“You know, there was a loophole, my opponent voted for it, Senator Sanders, that at the end of three days, business days, you get that gun whether they have finished the background check or not. The killer in Charleston who brought that gun, if they had just spent a little more time, it would’ve been discovered, he should not have been able to buy the gun, because he had a federal record.”
— Former secretary of state Hillary Clinton, interview with CNN, Jan. 12, 2016
Clinton repeatedly has attacked her rival for the Democratic presidential nomination, Sen. Bernie Sanders (I-Vt.), on gun issues. It is potentially a ripe target, given that the rural-state lawmaker occasionally supported positions advocated by the National Rifle Association.
This statement jumped out at The Fact Checker, as Clinton is drawing a direct link between a vote taken by Sanders to a recent gun tragedy — the June 17, 2015, killing of nine people by Dylann Roof at a historic black church in Charleston, S.C.
Is her criticism on target?
Roof legally purchased his .45-caliber Glock pistol from a store, but the FBI later said he should have failed the background check because he had been charged with possessing Suboxonem, a Schedule III narcotic, without a prescription. However, because of clerical mistakes, the FBI said the examiner did not get hold of the report before the three-day waiting period ended, so the store went through with the purchase.
(The original FBI statement admitting that the error incorrectly referred to a felony drug charge, but it was actually a misdemeanor for possession; Roof did not admit to being an addict. In a statement to The Fact Checker, the FBI said Roof would have been denied a gun based on an “inference of current use.”)

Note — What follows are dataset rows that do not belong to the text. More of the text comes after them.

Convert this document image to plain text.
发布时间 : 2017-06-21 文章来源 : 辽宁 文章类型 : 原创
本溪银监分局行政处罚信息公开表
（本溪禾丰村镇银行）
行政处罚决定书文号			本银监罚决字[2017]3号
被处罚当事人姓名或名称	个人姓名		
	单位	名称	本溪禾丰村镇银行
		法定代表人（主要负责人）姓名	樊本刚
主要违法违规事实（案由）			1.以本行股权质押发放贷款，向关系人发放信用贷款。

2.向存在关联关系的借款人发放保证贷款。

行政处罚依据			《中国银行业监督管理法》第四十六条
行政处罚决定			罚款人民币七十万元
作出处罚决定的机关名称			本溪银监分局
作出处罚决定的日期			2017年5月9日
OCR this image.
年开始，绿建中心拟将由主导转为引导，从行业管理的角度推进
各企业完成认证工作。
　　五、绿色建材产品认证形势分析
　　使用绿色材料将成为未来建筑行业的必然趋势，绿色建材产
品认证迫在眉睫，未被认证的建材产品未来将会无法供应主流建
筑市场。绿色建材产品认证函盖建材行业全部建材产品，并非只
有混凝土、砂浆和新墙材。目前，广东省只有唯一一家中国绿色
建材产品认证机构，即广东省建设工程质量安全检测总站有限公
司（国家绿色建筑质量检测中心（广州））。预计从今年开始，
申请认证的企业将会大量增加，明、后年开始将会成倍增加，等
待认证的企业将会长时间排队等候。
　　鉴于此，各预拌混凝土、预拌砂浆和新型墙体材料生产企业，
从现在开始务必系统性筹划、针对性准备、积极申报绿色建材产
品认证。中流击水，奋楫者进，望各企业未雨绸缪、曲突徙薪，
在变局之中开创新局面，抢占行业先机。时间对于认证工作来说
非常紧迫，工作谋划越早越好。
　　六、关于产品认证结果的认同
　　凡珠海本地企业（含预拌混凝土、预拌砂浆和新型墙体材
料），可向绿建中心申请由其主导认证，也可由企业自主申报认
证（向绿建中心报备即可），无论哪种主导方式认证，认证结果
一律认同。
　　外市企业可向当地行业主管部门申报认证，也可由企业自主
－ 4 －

Some gun-control advocates have starting calling the three-day waiting period the “Charleston loophole.” But where did that three-day window come from?
It was in the final version of the Brady Handgun Violence Prevention Act that was passed by Congress in 1993 and signed into law by President Bill Clinton.
As we have noted before, Sanders voted repeatedly against the Brady bill, which in its original version had a 10-day waiting period. But he did vote for an NRA-backed amendment, sponsored by then-Rep. George Gekas (R-Pa.), that altered the Brady bill to require instant criminal background checks five years after enactment, even though the technology did not exist at the time. The waiting period would sunset within five years, once the system was expected to be operational.
Until passage of the amendment, the Brady bill at that point had a seven-day waiting period. But the amendment requiring the instant background system also cut the processing time to just 24 hours if the instant background system didn’t come back with an answer:
A gun dealer “shall not transfer a firearm to any other person who is not such a licensee, unless–
(A) before the completion of the transfer, the licensee contacts the national instant criminal background check system established under section 3 of such Act;
(B)(i) the system provides the licensee with a unique identification number; or (ii) 1 business day (as defined in subsection (s)(8)(B)) has elapsed since the end of the business day on which the licensee contacted the system, and the system has not notified the licensee that the receipt of the handgun by such other person would violate subsection (g) or (n) of this section or any State or local law”
Later, after negotiations between the Senate and the House, the final version of the Brady bill emerged with a three-day period to allow law-enforcement officials to process the information. It was a bitter pill for supporters.
“We always thought the cooling-off period was important,” recalled Richard M. Aborn, president of Handgun Control at the time. But he said the NRA pushed for the Gekas amendment once it realized that the Brady law was on track for passage.
“It kept getting whittled down,” first from 10 to seven days, Aborn said. The Brady supporters had launched a campaign titled “seven days to save a life,” but even so, “it just kept getting shorter and shorter.”
In the specific case of Roof, the FBI examiner became confused over South Carolina geography, initially contacting the wrong county court to find out the status of the criminal case pending against him. Would an extra four days have made a difference in sorting out the right legal venue? No one knows for sure, but it’s certainly possible.
The Sanders campaign did not respond to a request for comment. The candidate now says he supports universal background checks.
The Pinocchio Test
The vote in question took place almost a quarter-century ago, but there is a relatively straight line from the 1993 vote to the 2015 shooting.
While Sanders did not specifically vote for a three-day period, he did vote for an even shorter one-day window. As a result of the amendment he supported in the House, the seven-day window was erased by the instant background system and the time allowed for extensive background checks that emerged from House-Senate negotiations was just three days. Then Sanders ended up voting against requiring any background checks at all.
Clinton earns an elusive Geppetto Checkmark.